Eiser heeft geen omstandigheden aangevoerd op grond waarvan in zijn geval geen of verminderde verwijtbaarheid is aan te nemen. Verweerder is daarom terecht uitgegaan van normale verwijtbaarheid.
4.6.
Verweerder heeft, gelet op de uitspraak van de CRvB van 4 augustus 2020 (ECLI:NL:CRVB:2020:1525), in bezwaar de boete verlaagd naar € 631,32. Dit is het bedrag dat eiser op basis van de draagkracht bij een inkomen op bijstandsniveau in maximaal 12 maanden kan voldoen.

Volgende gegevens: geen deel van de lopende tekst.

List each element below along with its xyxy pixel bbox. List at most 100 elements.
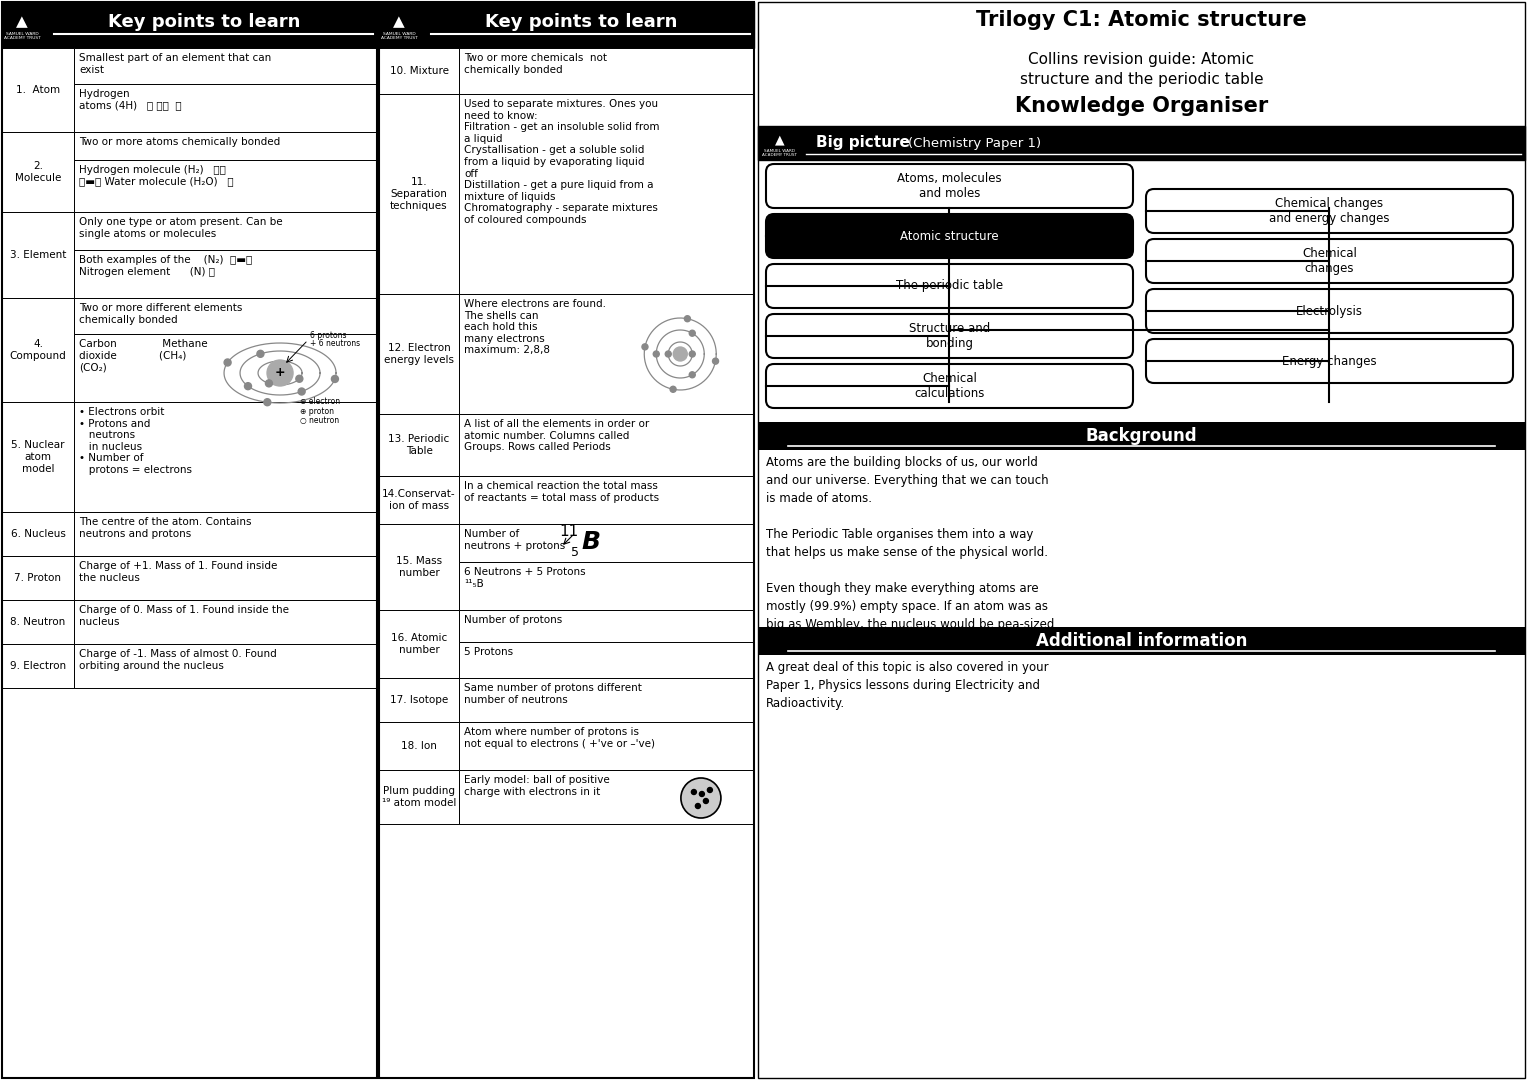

In hetgeen eiser heeft aangevoerd ziet de rechtbank geen aanleiding om van een ander bedrag uit te gaan. De rechtbank acht een boete van € 631,32, die is afgestemd op de draagkracht van eiser, evenredig aan de ernst van de overtreding en de mate van verwijtbaarheid.
4.7.
Tot slot is gesteld noch gebleken dat sprake is van dringende redenen op grond waarvan verweerder van het opleggen van een boete had moeten afzien.
Conclusie
5. Het beroep is ongegrond.
6. Voor een proceskostenveroordeling bestaat geen aanleiding.

Beslissing

De rechtbank verklaart het beroep ongegrond.
Deze uitspraak is gedaan door mr. P.H. Banda, rechter, in aanwezigheid van mr. H.J. Knol, griffier, op
De uitspraak wordt openbaar gemaakt op de eerstvolgende donderdag na deze datum.
griffier
rechter
Een afschrift van deze uitspraak is verzonden aan partijen op:

Bent u het niet eens met deze uitspraak?

Als u het niet eens bent met deze uitspraak, kunt u een brief sturen naar de Centrale Raad van Beroep waarin u uitlegt waarom u het er niet mee eens bent. Dit heet een beroepschrift. U moet dit beroepschrift indienen binnen 6 weken na de dag waarop deze uitspraak is verzonden. U ziet deze datum hierboven.